| > It's not going to look as clean. Is that what you mean? Nope. I don't give a shit how "clean" something looks, [0] I just care how difficult it is to learn and either retain or remind yourself of the syntax when you need to do something complex with it. In that regard, [1] systemd-crond's scheduler syntax is at least as complicated as that of most crons'. > You don't have to count fields to figure out whether you're dealing with a day vs a month, or an hour vs minute, no matter how the fields are aligned or how long or complex they are. You can scan left and right and look for space and dash and colon to figure out where you are. So, you have to learn a tool-specific format. Just like you do for crontab. I've read both man pages, and I'm 100% unconvinced that systemd-crond's scheduler syntax is actually simpler. I do agree that it can express specific schedules that one cannot in the syntaxes used by most cron implementations. > Very little follows from cron's format. You have to learn which fields are which for your particular implementation: Sure. And I expect that exactly nothing other than systemd-crond uses its weirdo syntax. And -as I mentioned in the comment you're replying to- Nah. It's just there are a very large number of cron implementations. If The Systemd Project were actually a thing that people could make an independent reimplementation of, we'd see at least as much inconsistency in 'systemd-cron' scheduling syntax as people extended it in their reimplementations to meet their needs.
> But no, cron logic is that day and weekday are ORed. It lets you do clever things like run a script on the 1st and 15th of every month, AND on mondays, all in one line. I don't think I've ever seen such a thing in the wild. I'd go so far as to say it's stupid...On this I agree with you. Changing the rules for the Day Of The Week column (but only when it's used in combination with the day of the month column) is catastrophically idiotic. The only time I've ever had need to use the DoW column was to schedule something to run weekly... so I've been blissfully unaware of how incredibly idiotic that behavior is. [0] If anything, I've noticed a strong inverse correlation between how "clean" a syntax is regarded to be and how easy it is to both do complicated things with it, and come back to those complicated pieces of work six+ months later and be able to understand what the hell you did. [1] With the notable exception of cron's DoW column.... read on for further discussion. |
Nobody is all that happy with cron's limitations. That's why there are so many variants, with varying features. When a variant has more than 5 fields, the syntax becomes ambiguous... not to a parser, but to whoever's reading and writing the lines, unless they already know the exact cron variant in use. Google, the one large cloud provider that seems to have stuck with basic cron syntax without quartz-scheduler extras, even invented their own pseudo-natural-language scheduling syntax to fill in for features cron lacks, or for people who don't like cron syntax.

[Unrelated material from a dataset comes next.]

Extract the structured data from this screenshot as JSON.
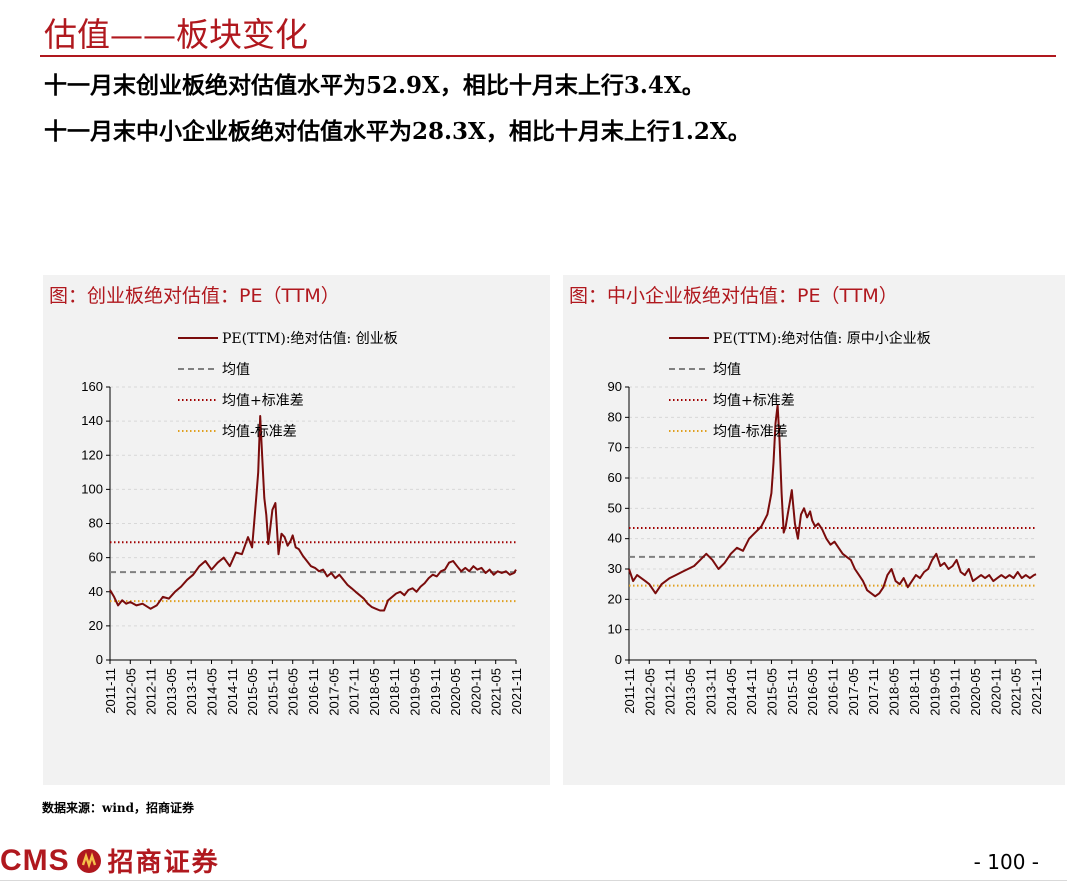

Systemd's is definitely novel, but as I keep repeating, it's ISO8601 + cron. An alternative would be some extension to ISO8601 interval syntax, but that looks clunky and has probably never been used outside of niche applications for data interchange, probably inside xml files; it's used in https://docs.cibseven.org/manual/2.0/reference/bpmn20/events... (syntax at https://en.wikipedia.org/wiki/ISO_8601#Durations ). I think systemd's syntax is better than that.
The direct benefits, even if cron syntax suffices: Calendar timers are integrated with systemd, with all its process-management capabilities[1]. Unifying to systemd timers also avoids duplication of functionality ("is this scheduled process managed by systemd or cron?"). Cron doesn't let you `systemctl list-timers --all`. You'd have to grep through cron logs, possibly (and ironically) using journalctl, or have those logs already in a management dashboard, and that still doesn't let you see the next time the timer would fire. Cron also doesn't let you beta-test cron lines like you can with `systemd-analyze calendar --iterations 10 "Fri *~8..14/1"`
There's even a systemd-cron translator/generator that's in the official debian/ubuntu repos, and in Arch's AUR of course, which avoids the need for system cron but allows you to retain existing crontabs by importing them as systemd timers. They won't be quite as well integrated because it uses defaults for task names and other parameters, but the crontabs get run... without cron.